Sexual fantasizing is a normal and natural mental process that can increase sexual desire, self-esteem, intimacy, sexual functioning and satisfaction. However, it’s not unusual for fantasies to occasionally make us feel confused, guilty, or ashamed. While we control many of our fantasies, others can slide into our minds like dreams, without much forethought, and seem to have a direction and will of their own. Indeed, the open, unfettered, risk-free, anything goes, nature of sexual fantasies is a large part of their delightful appeal and effectiveness.
Even when we feel good about the fact that we have an active imagination during sex, we may sometimes question whether our use of fantasy, or the contents in a particular sexual fantasy, is good for us. For instance, should we see it as a problem if we imagine sex with someone who is clearly unavailable or inappropriate? If we are in a committed sexual relationship, should we be alarmed when our sexual fantasy features sex with someone other than our intimate partner? And what if we are imagining activities that clearly go beyond our comfort zone, good health, and values?
Sexual fantasizing is such a personal, subjective experience that no one else can accurately tell you that a particular sexual fantasy is good or bad for you. And because sexual fantasy by definition is a temporary mental trip into a fanciful, otherworldly realm, no one can else can truthfully tell you a particular fantasy of yours is too extreme, too unreal, or too perverse.
The list of questions below can serve as guidelines to help you evaluate whether a particular sexual fantasy is a problem for you. These questions come from extensive research and clinical work with individuals who reported why they had concerns with their sexual fantasies [Information on the research and identifying (and addressing) problems can be found in the book, Private Thoughts by Wendy Maltz and Suzie Boss.
Evaluating Sexual Fantasy Problems Checklist
Ask yourself the following questions to help evaluate whether and to what extent, a particular fantasy may be causing you problems:
- Is the fantasy leading me into risky or dangerous behavior in real life? (e.g., sex with someone inappropriate, unprotected sex, or sexual activity that is physically harmful}
- Does the fantasy feel out of control, obsessive or compulsive? (e.g., it takes over your sexual experience when you don’t want it to, you can’t stop thinking it, you feel drawn to it like a drug)
- Is the content of the fantasy disturbing or repulsive? (e.g., the scenario is emotionally upsetting, reinforces of past trauma, or causes internal emotional conflict)
- Does the fantasy hinder recovery or personal growth? (e.g., you turn to it instead of addressing psychological, relationship, or addiction-related concerns)
- Does the fantasy lower my self-esteem or block self-acceptance? (e.g., it makes you dislike yourself, normalizes mistreatment by others, or generates shame)
- Does the fantasy distance me from my real-life partner? (e.g., it makes it difficult to emotionally and intimately connect with your partner, accept your partner, or feel worthy of intimate affection)
- Does the fantasy harm my intimate partner or anyone else? (e.g., it encourages or leads to behaviors that jeopardize your partner’s health and happiness)
- Does the fantasy cause sexual problems? (e.g., diminish sexual desires for a real partner, generate sexual dissatisfactions, interfere with sexual functioning and pleasure)

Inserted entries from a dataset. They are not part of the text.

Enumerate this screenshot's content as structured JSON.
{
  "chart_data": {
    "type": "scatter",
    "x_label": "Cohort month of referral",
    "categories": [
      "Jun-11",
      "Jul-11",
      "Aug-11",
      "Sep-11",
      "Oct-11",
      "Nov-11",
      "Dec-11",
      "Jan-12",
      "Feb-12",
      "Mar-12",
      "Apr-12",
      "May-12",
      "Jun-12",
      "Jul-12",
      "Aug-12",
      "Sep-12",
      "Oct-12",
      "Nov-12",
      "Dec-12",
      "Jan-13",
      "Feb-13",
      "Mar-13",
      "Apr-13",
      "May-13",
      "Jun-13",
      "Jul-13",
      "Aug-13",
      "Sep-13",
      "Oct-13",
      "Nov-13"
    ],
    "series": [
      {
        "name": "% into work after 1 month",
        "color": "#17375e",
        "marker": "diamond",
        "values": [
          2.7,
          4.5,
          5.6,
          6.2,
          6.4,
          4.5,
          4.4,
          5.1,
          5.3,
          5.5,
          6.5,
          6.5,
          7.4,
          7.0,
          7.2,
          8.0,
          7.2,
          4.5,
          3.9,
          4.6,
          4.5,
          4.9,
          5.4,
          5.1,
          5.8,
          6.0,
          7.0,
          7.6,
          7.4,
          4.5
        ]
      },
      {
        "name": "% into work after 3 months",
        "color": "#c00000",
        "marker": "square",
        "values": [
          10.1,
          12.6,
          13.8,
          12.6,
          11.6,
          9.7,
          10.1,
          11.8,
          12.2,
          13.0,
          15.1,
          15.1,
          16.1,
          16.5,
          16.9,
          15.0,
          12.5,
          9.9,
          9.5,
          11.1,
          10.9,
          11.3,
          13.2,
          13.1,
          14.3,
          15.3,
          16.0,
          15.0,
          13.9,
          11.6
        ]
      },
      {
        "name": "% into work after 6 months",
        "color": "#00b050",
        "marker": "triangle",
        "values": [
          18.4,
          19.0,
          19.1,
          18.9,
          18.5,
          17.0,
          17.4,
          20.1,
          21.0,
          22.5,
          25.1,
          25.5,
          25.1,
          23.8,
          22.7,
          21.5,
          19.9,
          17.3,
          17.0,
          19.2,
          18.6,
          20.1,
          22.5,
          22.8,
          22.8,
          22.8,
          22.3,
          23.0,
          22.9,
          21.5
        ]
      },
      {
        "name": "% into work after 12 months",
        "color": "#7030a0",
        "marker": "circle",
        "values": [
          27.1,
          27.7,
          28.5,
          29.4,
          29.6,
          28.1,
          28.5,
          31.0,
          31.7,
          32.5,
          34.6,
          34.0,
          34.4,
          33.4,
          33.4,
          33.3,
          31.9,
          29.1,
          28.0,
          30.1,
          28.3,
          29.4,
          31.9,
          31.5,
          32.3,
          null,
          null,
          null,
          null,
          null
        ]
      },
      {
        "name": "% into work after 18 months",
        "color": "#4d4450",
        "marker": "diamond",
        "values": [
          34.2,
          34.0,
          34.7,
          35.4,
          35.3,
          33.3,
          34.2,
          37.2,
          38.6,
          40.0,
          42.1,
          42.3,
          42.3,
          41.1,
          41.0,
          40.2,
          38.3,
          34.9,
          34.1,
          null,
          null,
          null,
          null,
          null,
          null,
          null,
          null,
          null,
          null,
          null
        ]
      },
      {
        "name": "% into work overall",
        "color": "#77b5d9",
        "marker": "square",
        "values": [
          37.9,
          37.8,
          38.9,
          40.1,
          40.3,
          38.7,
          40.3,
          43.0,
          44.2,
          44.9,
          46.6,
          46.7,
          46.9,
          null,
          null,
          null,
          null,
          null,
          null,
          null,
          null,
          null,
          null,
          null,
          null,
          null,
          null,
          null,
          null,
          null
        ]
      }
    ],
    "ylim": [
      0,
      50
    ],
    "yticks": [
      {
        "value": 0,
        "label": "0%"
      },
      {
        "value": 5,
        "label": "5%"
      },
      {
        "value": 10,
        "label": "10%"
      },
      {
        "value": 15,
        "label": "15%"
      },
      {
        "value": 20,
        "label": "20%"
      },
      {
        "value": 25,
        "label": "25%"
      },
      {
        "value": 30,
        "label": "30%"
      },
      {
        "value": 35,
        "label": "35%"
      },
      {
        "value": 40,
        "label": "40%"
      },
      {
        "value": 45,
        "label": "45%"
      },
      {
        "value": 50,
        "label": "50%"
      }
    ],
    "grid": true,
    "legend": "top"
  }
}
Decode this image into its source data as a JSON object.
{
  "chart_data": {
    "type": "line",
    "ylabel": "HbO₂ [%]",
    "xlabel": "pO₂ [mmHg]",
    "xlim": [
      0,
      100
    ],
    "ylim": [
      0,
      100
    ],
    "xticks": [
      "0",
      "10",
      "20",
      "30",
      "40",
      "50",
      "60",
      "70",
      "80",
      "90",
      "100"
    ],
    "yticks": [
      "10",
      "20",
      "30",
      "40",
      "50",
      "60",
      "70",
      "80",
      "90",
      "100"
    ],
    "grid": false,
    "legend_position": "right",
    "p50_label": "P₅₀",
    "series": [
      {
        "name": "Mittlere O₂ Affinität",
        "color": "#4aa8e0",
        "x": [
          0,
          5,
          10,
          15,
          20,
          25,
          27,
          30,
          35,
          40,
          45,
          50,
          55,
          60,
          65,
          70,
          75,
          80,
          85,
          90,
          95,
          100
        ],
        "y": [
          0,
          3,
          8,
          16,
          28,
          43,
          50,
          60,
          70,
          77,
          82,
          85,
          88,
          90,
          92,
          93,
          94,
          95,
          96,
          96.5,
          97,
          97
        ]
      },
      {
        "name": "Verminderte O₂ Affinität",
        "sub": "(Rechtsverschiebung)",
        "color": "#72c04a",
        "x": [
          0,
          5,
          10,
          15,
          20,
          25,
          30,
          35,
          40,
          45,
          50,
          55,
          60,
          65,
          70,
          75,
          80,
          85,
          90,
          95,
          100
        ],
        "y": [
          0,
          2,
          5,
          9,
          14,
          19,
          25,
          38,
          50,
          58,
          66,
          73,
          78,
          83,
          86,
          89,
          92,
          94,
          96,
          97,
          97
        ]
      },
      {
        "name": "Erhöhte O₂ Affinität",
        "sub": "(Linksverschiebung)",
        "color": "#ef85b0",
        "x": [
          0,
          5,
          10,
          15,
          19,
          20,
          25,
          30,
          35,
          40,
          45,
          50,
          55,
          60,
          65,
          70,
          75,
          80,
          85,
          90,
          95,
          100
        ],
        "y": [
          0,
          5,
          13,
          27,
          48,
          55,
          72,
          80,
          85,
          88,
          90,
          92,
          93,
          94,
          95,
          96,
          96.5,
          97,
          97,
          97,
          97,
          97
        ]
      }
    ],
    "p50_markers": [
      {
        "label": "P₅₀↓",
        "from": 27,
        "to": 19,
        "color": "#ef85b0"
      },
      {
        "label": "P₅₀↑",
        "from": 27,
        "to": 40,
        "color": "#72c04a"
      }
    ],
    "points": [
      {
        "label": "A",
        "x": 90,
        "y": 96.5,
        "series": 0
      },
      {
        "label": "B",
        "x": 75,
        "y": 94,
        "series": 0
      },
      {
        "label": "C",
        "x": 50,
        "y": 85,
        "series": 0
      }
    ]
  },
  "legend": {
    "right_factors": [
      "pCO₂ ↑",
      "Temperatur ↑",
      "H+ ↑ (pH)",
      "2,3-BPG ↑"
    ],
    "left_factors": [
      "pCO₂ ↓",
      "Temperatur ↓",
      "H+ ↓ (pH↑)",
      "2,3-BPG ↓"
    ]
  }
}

- Does the fantasy really belong to someone else? (e.g., you feel like a role you have to play, it feels forced upon you, or does not feel of your own design or desire)
If one or more of your fantasies check some of these boxes, keep in mind that the extent of the problem may be related to how often you have fantasies that you find disturbing. Just as we may occasionally have nightmares, it’s usually only when they recur and interfere with our daily lives that we may want to examine the underlying cause and find ways to stop having them. Remind yourself that your fantasies – especially those that come unbidden – do not define you.
A number of effective techniques exisit for dealing with troublesome fantasies. They include reducing stress during sex, increasing present consciousness and communication, and changing the contents of the fantasy. When upsetting sexual fantasies persist, it is a good idea to seek therapeutic help from a therapist or sex therapist who is skilled in helping individuals take a closer look at the contents of the fantasy and lessen its power. (For more detailed suggestions on how to effectively address fantasy concerns, see “Healing Unwanted Sexual Fantasies” )
Sexual fantasies are not fixed in stone, they are constantly changing. As the fantasizer, you have the ability to influence and shape what goes on in your erotic imagination during sexual desire, arousal and pleasure. And, if you’re not happy with particular sexual fantasies, you can create new ones that you like better. (For specific suggestions, see “Creating New Sexual Fantasies”) From a position of knowledge, openness and power, you can enjoy a whole world of sexual fantasies that are optional, harmless, fun, inventive, sexually exciting, and exquisitely satisfying.